Question

In order to create a tight fit between two metal parts, machinists sometimes make the interior part larger than the hole into which it will fit and then either cool the interior part or heat the exterior part until they fit together. Suppose an aluminum rod with diameter \(D_{1}\) (at \(20 .{ }^{\circ} \mathrm{C}\) ) is to be fit into a hole in a brass plate that has a diameter \(D_{2}=10.000 \mathrm{~mm}\) (at \(20 .{ }^{\circ} \mathrm{C}\) ). The machinists can cool the rod to \(77.0 \mathrm{~K}\) by immersing it in liquid nitrogen. What is the largest possible diameter that the rod can have at \(20 .{ }^{\circ} \mathrm{C}\) and just fit into the hole if the rod is cooled to \(77.0 \mathrm{~K}\) and the brass plate is left at \(20 .{ }^{\circ} \mathrm{C} ?\) The linear expansion coefficients for aluminum and brass are \(22 \cdot 10^{-6}{ }^{\circ} \mathrm{C}^{-1}\) and \(19 \cdot 10^{-6}{ }^{\circ} \mathrm{C}^{-1}\), respectively.

Short answer

Answer: The largest possible diameter that the aluminum rod can have at 20°C and just fit into the hole if the rod is cooled to 77.0 K is 10.048 mm.

Step-by-step solution

Write down the linear expansion formula

The linear expansion formula can be expressed as: \(\Delta L = L_{0} \alpha \Delta T\) Where \(\Delta L\) is the change in length/diameter, \(L_{0}\) is the initial length/diameter, \(\alpha\) is the coefficient of linear expansion, and \(\Delta T\) is the change in temperature.

Find the change in temperature for the aluminum rod

To find the change in temperature for the aluminum rod, subtract the initial temperature from the final temperature: \(\Delta T = T_{final} - T_{initial} = 77.0 \mathrm{~K} - 20 .{ }^{\circ} \mathrm{C}\) Note: Temperature in Kelvin and temperature in Celsius can be used interchangeably when calculating a change in temperature because the difference in the initial and final temperatures is the same: \(\Delta T = 77.0 \mathrm{~K} - 293 .{ }^{\circ} \mathrm{K} = -216 .{ }^{\circ} \mathrm{C}\)
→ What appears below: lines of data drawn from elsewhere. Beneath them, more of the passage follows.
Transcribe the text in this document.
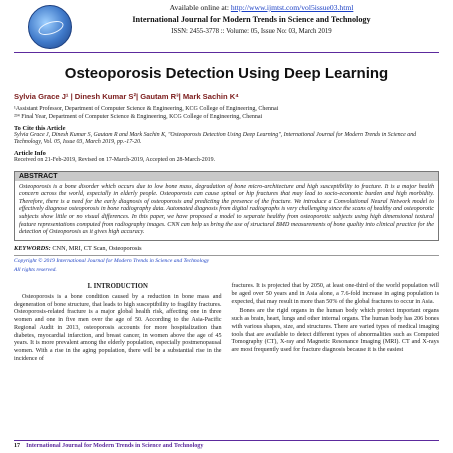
Available online at: http://www.ijmtst.com/vol5issue03.html
International Journal for Modern Trends in Science and Technology
ISSN: 2455-3778 :: Volume: 05, Issue No: 03, March 2019
Osteoporosis Detection Using Deep Learning
Sylvia Grace J¹ | Dinesh Kumar S²| Gautam R³| Mark Sachin K⁴
¹Assistant Professor, Department of Computer Science & Engineering, KCG College of Engineering, Chennai
²³⁴ Final Year, Department of Computer Science & Engineering, KCG College of Engineering, Chennai
To Cite this Article
Sylvia Grace J, Dinesh Kumar S, Gautam R and Mark Sachin K, "Osteoporosis Detection Using Deep Learning", International Journal for Modern Trends in Science and Technology, Vol. 05, Issue 03, March 2019, pp.-17-20.
Article Info
Received on 21-Feb-2019, Revised on 17-March-2019, Accepted on 28-March-2019.
ABSTRACT
Osteoporosis is a bone disorder which occurs due to low bone mass, degradation of bone micro-architecture and high susceptibility to fracture. It is a major health concern across the world, especially in elderly people. Osteoporosis can cause spinal or hip fractures that may lead to socio-economic burden and high morbidity. Therefore, there is a need for the early diagnosis of osteoporosis and predicting the presence of the fracture. We introduce a Convolutional Neural Network model to effectively diagnose osteoporosis in bone radiography data. Automated diagnosis from digital radiographs is very challenging since the scans of healthy and osteoporotic subjects show little or no visual differences. In this paper, we have proposed a model to separate healthy from osteoporotic subjects using high dimensional textural feature representations computed from radiography images. CNN can help us bring the use of structural BMD measurements of bone quality into clinical practice for the detection of Osteoporosis as it gives high accuracy.
KEYWORDS: CNN, MRI, CT Scan, Osteoporosis
Copyright © 2019 International Journal for Modern Trends in Science and Technology
All rights reserved.
I. INTRODUCTION

Osteoporosis is a bone condition caused by a reduction in bone mass and degeneration of bone structure, that leads to high susceptibility to fragility fractures. Osteoporosis-related fracture is a major global health risk, affecting one in three women and one in five men over the age of 50. According to the Asia-Pacific Regional Audit in 2013, osteoporosis accounts for more hospitalization than diabetes, myocardial infarction, and breast cancer, in women above the age of 45 years. It is more prevalent among the elderly population, especially postmenopausal women. With a rise in the aging population, there will be a substantial rise in the incidence of

fractures. It is projected that by 2050, at least one-third of the world population will be aged over 50 years and in Asia alone, a 7.6-fold increase in aging population is expected, that may result in more than 50% of the global fractures to occur in Asia.

Bones are the rigid organs in the human body which protect important organs such as brain, heart, lungs and other internal organs. The human body has 206 bones with various shapes, size, and structures. There are varied types of medical imaging tools that are available to detect different types of abnormalities such as Computed Tomography (CT), X-ray and Magnetic Resonance Imaging (MRI). CT and X-rays are most frequently used for fracture diagnosis because it is the easiest

17 International Journal for Modern Trends in Science and Technology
Calculate the change in diameter for the aluminum rod

Using the linear expansion formula, calculate the change in diameter of the aluminum rod: \(\Delta D_{1} = D_{1} \alpha_{Al} \Delta T = D_{1} (22 \cdot 10^{-6} .{ }^{\circ} \mathrm{C}^{-1}) (-216 .{ }^{\circ} \mathrm{C})\) \(\Delta D_{1} = - D_{1} (4.752\cdot 10^{-3})\)

Calculate the final diameter of the aluminum rod

Now, calculate the final diameter of the aluminum rod after it has been cooled: \(D_{1_{final}} = D_{1} + \Delta D_{1} = D_{1} - D_{1}(4.752\cdot 10^{-3})\) \(D_{1_{final}} = D_{1} (1- 4.752\cdot 10^{-3})\)

Set the final diameter of the aluminum rod equal to the diameter of the hole and solve for \(D_{1}\)

Since the aluminum rod has to just fit into the hole, the diameter of the cooled aluminum rod should be equal to the diameter of the hole in the brass plate: \(D_{1_{final}} = D_{2}\) Substitute the expression for \(D_{1_{final}}\) from Step 4: \(D_{1} (1 - 4.752\cdot 10^{-3}) = 10.000 \mathrm{~mm}\) Now, solve for \(D_{1}\), the largest possible diameter of the aluminum rod at \(20 .{ }^{\circ} \mathrm{C}\): \(D_{1} = \frac{10.000 \mathrm{~mm}}{(1 - 4.752\cdot 10^{-3})} = 10.048 \mathrm{~mm}\) The largest possible diameter that the aluminum rod can have at \(20 .{ }^{\circ} \mathrm{C}\) and just fit into the hole if the rod is cooled to \(77.0 \mathrm{~K}\) is \(10.048 \mathrm{~mm}\).